Pair of white herons really quite rare - DOC
A pair of native birds that are classified as nationally critical by the Department of Conservation have been spotted near Invercargill.
Two white herons, or kotuku, have been seen together in the Roger Sutton Lagoon near Bluff Rd.
Birds New Zealand regional recorder for Southland, Phil Rhodes, said that in 30 years of bird watching he had never seen a pair of white herons in Southland.
It was not uncommon to spot a solo white heron in Southland in winter months, he said, but to see two was rare and to see a pair during breeding season was unheard of.
The birds only have one nesting area, the Waitangiroto Nature Reserve in South Westland.
Breeding season is from September to January.
Rhodes said both birds seem to have breeding plumes on them, but it was possible they might be too young to breed, or a non-breeding pair.
The displays the two birds have been putting on might be mating rituals, he said.
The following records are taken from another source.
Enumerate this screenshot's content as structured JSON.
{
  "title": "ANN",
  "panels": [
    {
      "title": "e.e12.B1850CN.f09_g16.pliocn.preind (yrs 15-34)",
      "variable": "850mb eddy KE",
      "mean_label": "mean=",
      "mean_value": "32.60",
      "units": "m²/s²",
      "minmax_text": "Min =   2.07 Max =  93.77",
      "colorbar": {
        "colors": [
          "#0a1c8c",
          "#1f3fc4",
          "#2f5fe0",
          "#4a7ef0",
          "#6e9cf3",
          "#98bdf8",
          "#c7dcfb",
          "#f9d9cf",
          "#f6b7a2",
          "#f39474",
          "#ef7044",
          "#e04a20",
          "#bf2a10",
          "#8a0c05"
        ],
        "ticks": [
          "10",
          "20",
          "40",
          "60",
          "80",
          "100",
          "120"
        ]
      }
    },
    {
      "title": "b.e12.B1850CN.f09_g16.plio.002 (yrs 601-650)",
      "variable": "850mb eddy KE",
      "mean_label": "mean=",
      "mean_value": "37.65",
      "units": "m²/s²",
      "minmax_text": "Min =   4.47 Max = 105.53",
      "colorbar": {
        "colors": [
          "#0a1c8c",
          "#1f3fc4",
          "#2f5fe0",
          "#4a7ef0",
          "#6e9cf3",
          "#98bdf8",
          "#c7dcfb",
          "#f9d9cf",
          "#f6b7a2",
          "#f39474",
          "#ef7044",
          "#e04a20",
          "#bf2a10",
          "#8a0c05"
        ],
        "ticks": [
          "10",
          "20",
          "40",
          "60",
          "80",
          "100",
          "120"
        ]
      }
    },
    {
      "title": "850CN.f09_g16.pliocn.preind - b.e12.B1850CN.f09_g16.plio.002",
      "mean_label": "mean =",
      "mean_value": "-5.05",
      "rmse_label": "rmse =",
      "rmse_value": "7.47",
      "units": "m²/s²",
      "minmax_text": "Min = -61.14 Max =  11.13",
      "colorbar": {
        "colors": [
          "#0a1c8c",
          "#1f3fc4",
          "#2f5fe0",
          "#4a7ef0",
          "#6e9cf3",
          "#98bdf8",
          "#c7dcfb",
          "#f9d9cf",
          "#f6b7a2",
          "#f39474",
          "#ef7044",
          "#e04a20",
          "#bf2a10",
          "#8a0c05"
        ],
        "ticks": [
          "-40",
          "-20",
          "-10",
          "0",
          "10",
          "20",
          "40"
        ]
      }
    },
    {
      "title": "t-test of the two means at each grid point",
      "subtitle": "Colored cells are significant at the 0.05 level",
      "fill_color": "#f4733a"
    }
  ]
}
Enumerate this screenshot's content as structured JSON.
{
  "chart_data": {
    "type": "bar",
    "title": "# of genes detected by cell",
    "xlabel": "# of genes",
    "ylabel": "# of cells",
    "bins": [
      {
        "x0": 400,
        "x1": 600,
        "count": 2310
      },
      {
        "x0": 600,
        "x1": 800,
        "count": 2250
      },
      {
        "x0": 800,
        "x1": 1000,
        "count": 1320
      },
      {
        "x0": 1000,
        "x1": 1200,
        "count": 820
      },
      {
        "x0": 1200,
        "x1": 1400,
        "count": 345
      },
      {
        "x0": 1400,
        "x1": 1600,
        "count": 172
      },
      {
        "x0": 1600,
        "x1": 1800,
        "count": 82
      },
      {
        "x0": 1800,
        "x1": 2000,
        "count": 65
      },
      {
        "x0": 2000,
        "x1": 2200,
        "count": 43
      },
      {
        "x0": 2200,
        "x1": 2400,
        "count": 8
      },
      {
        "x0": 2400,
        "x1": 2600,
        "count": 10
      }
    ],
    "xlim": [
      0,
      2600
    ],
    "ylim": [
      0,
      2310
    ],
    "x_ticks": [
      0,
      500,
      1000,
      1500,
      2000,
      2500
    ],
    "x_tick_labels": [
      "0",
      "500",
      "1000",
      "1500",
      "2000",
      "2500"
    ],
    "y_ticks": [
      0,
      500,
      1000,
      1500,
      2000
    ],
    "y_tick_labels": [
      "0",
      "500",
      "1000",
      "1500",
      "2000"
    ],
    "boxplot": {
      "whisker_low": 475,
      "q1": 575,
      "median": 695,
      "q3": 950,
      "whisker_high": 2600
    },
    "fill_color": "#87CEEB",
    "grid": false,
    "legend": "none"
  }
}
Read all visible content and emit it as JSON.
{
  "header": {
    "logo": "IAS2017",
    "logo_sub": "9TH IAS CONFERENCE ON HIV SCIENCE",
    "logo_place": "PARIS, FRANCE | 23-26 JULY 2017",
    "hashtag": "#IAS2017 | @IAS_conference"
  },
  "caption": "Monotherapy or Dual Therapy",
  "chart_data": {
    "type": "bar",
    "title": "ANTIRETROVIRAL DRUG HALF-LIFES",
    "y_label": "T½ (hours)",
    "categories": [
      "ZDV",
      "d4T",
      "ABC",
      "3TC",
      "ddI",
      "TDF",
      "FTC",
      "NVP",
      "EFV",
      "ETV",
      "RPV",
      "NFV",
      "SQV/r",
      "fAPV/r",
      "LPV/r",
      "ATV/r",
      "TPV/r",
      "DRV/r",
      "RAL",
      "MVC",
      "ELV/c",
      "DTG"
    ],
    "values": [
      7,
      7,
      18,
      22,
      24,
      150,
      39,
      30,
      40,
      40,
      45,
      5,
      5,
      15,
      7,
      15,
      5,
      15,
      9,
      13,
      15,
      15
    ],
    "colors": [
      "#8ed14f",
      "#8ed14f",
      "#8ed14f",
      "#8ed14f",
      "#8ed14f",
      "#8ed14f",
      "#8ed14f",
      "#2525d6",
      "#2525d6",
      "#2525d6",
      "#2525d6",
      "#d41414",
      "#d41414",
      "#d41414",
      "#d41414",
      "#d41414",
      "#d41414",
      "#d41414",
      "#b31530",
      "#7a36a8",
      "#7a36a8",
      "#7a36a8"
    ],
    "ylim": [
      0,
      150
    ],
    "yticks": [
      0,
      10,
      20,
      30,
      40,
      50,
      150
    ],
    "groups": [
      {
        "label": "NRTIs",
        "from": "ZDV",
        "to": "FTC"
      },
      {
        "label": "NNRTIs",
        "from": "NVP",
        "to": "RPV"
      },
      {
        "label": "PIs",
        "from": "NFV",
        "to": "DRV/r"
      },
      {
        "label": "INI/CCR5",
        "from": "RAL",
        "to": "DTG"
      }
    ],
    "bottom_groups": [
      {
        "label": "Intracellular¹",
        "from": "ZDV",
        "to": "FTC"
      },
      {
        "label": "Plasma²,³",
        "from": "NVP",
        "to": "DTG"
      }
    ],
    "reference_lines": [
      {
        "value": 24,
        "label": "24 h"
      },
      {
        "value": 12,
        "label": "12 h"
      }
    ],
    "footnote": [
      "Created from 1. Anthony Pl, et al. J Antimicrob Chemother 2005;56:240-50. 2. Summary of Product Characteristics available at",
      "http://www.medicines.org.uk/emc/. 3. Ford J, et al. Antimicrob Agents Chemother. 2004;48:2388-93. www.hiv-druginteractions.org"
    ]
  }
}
A DOC spokeswoman said they were aware there was one white heron in the lagoon, but had not realised there were now two.
DOC staff were excited to hear there was a pair, and hoped they would start breeding, the spokeswoman said.
AT A GLANCE
The white heron is listed as nationally critical, the highest classification before extinction.
There are only 100 to 120 left in the wild.
They were once hunted, almost to extinction, by Maori and European settlers for their beautiful plumage.
In 1941, there were just four nests remaining, so their breeding ground was declared a reserve and wildlife refuge and patrolled at breeding time.
The white heron is common in Australia, the South Pacific and Asia.